Created on 2021-04-01 by the reprex package (v1.0.0)

vincentarelbundock commented 3 years ago

I got rid of the weird error message. Here's how I would re-write your code in a slightly more verbose but (I think) clearer way:

library(gamlss)
library(modelsummary)
options(modelsummary_get = "parameters")

data(trees)
dat <- rgamma(100, shape=1, scale=10)

models <- list(
    'Bivariate' = lm(Girth ~ Height, data = trees),
    'Multivariate' = lm(Girth ~ Height + Volume, data = trees),
    'GAMLSS' = gamlss(y~pb(x),sigma.fo=~pb(x),family=BCT, data=abdom, method=mixed(1,20), trace=FALSE),
    'GA' = gamlss(dat ~ 1, trace = FALSE),
    'GLM' = glm(dat ~ 1, family = Gamma("log")))

msl <- modelsummary(models, output = "modelsummary_list")

f <- function(x) {
    x$tidy$parameter <- "mu"
    x
}
msl[c(1:2, 5)] <- lapply(msl[c(1:2, 5)], f)

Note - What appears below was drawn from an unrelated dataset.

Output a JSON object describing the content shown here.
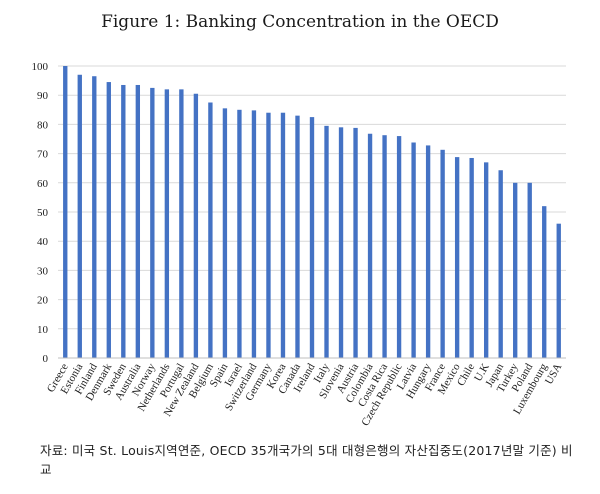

modelsummary(msl, group = parameter + term ~ model)
iago-pssjd commented 3 years ago

Just a last comment relative to this issue and the last comments in #238.

If options(modelsummary_get = "all") in the last example, the specification of confidence intervals in either estimate or statistic (like in my example estimate = "{estimate} ({conf.low}, {conf.high})") has to be done both (first) when

msl <- modelsummary(models, estimate = "{estimate} ({conf.low}, {conf.high})", output = "modelsummary_list")

(in order to get computed the confidence intervals by broom) and (second) when

modelsummary(msl2, group = component + term ~ model, estimate = "{estimate} ({conf.low}, {conf.high})",  output = "markdown")

to format.

vincentarelbundock commented 3 years ago

Good point. Since we don't store the full model object, it is impossible to retrieve the confidence interval unless we asked for it explicitly on the initial run.

I added a note to the documentation.